Writing "diagrams" for this machine that worked using gears, these
diagrams were intended to explain what the machine should do to get the desired
result - which corresponds to what we now call programming. ADA is considered
as the first "programmer". She deduced and predicted the ability of
computers to go beyond the simple calculation of numbers
Ada was the first person to
write a program for a programmable computer, wrote a "plan" which
describes the steps that would calculate the values of the Bernoulli numbers,
the first program, which used two loops, with this, she demostrated the ability
of branching of the Babbage's machine
6. John Von Neumann
He was born on December 28,
1903 and died on February 8, 1957
the contributions of von
Neumann, ranging from memory usage to the concept of randomness, and even the
problem of reproducible construction of robots, laying the bases of current
developments as Artificial Life. He also participated actively in the design of
the first computers: Mark and ENIAC.
7. Konrad Zuse
He was born on June 22, 1910
and died on December 18, 1995. His crowning achievement was the completion of
the first computer-controlled programs, the Z3 in 1941. This may have been the
"first computer"
He designed a high level
programming language “the Plankalkül” in 1945, it was jut a theoretical
contribution, the language was not implemented in his life and had no direct
influence on the first languages developed.
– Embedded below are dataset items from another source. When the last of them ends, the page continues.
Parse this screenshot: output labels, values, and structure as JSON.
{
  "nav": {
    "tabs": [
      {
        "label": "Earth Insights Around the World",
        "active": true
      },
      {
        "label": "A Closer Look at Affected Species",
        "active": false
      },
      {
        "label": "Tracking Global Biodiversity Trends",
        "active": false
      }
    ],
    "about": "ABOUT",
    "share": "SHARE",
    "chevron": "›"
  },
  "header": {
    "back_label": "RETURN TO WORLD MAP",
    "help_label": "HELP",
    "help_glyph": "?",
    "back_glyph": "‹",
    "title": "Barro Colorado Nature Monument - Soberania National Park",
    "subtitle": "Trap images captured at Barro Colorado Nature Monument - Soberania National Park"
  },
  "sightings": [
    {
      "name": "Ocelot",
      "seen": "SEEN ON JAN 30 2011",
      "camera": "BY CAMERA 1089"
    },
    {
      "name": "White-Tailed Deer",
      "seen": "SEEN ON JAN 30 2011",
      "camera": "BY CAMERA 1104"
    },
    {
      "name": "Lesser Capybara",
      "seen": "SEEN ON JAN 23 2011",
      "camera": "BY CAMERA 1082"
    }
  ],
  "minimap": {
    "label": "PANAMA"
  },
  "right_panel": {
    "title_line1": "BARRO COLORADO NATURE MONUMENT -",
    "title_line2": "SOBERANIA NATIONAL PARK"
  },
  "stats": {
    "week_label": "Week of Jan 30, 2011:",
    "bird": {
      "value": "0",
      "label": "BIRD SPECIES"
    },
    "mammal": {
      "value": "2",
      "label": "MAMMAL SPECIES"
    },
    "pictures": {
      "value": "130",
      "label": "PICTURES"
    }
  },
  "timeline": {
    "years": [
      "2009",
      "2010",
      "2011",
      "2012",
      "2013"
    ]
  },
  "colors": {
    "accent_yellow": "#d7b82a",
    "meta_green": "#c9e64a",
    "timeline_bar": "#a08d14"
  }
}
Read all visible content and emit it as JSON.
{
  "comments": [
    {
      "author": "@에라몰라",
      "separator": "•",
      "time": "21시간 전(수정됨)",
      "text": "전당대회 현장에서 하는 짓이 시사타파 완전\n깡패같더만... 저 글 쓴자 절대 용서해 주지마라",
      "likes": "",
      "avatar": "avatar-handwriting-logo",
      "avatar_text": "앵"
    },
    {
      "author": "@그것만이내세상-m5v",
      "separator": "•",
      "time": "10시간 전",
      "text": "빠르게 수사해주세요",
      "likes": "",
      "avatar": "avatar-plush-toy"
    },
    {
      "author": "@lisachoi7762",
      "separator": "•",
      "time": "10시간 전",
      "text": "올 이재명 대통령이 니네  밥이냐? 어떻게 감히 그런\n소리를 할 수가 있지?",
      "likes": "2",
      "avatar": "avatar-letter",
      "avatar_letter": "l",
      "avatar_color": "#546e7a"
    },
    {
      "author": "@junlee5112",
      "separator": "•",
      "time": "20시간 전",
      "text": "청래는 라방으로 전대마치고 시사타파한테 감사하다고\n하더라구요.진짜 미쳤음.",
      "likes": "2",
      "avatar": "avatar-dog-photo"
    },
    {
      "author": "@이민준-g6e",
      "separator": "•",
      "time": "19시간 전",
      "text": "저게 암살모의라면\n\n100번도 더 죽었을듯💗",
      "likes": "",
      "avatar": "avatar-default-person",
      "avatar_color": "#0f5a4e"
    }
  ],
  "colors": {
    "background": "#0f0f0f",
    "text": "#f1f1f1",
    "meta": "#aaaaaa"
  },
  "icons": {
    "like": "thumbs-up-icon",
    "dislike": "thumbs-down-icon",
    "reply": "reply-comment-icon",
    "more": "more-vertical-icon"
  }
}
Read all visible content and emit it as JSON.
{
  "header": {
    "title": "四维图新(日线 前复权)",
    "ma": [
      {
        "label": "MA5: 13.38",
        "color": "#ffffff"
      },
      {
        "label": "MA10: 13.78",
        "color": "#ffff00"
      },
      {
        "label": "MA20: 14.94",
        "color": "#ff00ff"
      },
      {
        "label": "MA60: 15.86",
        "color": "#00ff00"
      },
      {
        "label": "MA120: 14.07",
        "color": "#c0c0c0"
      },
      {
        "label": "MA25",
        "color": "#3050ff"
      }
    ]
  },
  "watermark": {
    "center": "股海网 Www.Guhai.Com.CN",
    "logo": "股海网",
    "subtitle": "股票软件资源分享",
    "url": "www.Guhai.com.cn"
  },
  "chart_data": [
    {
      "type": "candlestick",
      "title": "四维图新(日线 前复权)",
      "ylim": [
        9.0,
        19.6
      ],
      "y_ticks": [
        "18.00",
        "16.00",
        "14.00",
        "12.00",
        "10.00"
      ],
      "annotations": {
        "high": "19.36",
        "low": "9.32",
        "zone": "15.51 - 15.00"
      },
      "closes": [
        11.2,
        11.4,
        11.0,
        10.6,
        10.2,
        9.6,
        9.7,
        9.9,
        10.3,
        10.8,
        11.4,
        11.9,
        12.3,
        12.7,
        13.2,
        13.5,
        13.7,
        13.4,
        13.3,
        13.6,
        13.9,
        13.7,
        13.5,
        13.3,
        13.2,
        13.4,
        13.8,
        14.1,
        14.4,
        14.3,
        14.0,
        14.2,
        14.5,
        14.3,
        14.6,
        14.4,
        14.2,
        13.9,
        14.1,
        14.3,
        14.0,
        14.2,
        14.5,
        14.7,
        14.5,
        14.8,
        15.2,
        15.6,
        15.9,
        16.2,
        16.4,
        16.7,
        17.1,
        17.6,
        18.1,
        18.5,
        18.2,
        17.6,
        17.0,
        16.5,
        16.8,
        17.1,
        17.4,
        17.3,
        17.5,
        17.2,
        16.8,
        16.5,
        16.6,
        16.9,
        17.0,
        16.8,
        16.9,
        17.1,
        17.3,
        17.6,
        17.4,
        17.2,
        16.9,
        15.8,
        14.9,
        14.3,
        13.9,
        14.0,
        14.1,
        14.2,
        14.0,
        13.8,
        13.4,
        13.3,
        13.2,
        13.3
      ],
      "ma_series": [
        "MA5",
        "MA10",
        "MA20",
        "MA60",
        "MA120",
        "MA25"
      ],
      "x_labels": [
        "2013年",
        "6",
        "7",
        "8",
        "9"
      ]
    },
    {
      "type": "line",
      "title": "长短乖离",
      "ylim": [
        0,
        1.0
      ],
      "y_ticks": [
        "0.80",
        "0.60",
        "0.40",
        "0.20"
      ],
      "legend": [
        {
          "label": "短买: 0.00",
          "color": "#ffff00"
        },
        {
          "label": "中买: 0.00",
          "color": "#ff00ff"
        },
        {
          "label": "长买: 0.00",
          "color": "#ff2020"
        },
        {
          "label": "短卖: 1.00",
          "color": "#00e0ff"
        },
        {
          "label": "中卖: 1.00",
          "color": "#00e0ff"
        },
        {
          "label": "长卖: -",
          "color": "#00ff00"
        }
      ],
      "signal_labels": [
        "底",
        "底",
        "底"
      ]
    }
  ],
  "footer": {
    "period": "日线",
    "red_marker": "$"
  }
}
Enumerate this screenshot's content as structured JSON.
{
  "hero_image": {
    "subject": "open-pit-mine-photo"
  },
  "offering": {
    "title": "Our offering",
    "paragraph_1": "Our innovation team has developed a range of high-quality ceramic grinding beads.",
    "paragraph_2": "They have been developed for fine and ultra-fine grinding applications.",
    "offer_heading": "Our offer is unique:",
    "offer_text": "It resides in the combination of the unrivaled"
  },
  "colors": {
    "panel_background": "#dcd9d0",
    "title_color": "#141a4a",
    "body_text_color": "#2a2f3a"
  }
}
The Z1 thah Zuse created in
1936, in his living room using very thin sheets of metal, it was completely
mechanical except for a motor who was working with
frequency of 1 Hz
8.-
Alan Turing
He was born on June 23,
1912 in London and died on June 7, 1954 in Cheshire
He provided an influential formalization of the concepts of algorithm
and computation. During World War II, he worked to decipher Nazi codes, particularly
the Enigma machine ones. He designed the first digital electronic computer made
with bulbs. Turing was a great mathematician, logic and theoretical computer
science. As a graduate student at Princeton University in 1936, published the
article "On computable numbers", which established the theoretical
basis for modern computing. He set the boundaries of computer science by
showing that there are problems that no computer can solve.
9. J. Presper Eckert
He was born in Philadelphia,
U.S. on April 9, 1919 and died on June 3 de1995. In 1943, Eckert was appointed
chief engineer of the project, whose specific task was to design electronic
circuits. One of the problems he solved was getting the 18000 valve which ENIAC
was made of, had a long life so that the ENIAC was made of, was viable.
He also handled
the design of the base 10 calculators for the ENIAC.
He created the company
"Electronic Control" building different computers, as the BINAC, in
which, the data were stored on magnetic tapes, or UNIVAC, which was the first
to be marketed in the U.S..
10. John W. Mauchly
He was born
August 30, 1907 and died on January 8, 1980.
Along with John Presper
Eckert, designed ENIAC, the first program and the first electronic digital
computer of general purpose as well as EDVAC, UNIVAC and Binac
Pioneers in some fundamental
concepts of computers, including the "stored program", subroutines
and programming languages, he influenced an explosion in development of
computers in the late 40 anywhere in the world.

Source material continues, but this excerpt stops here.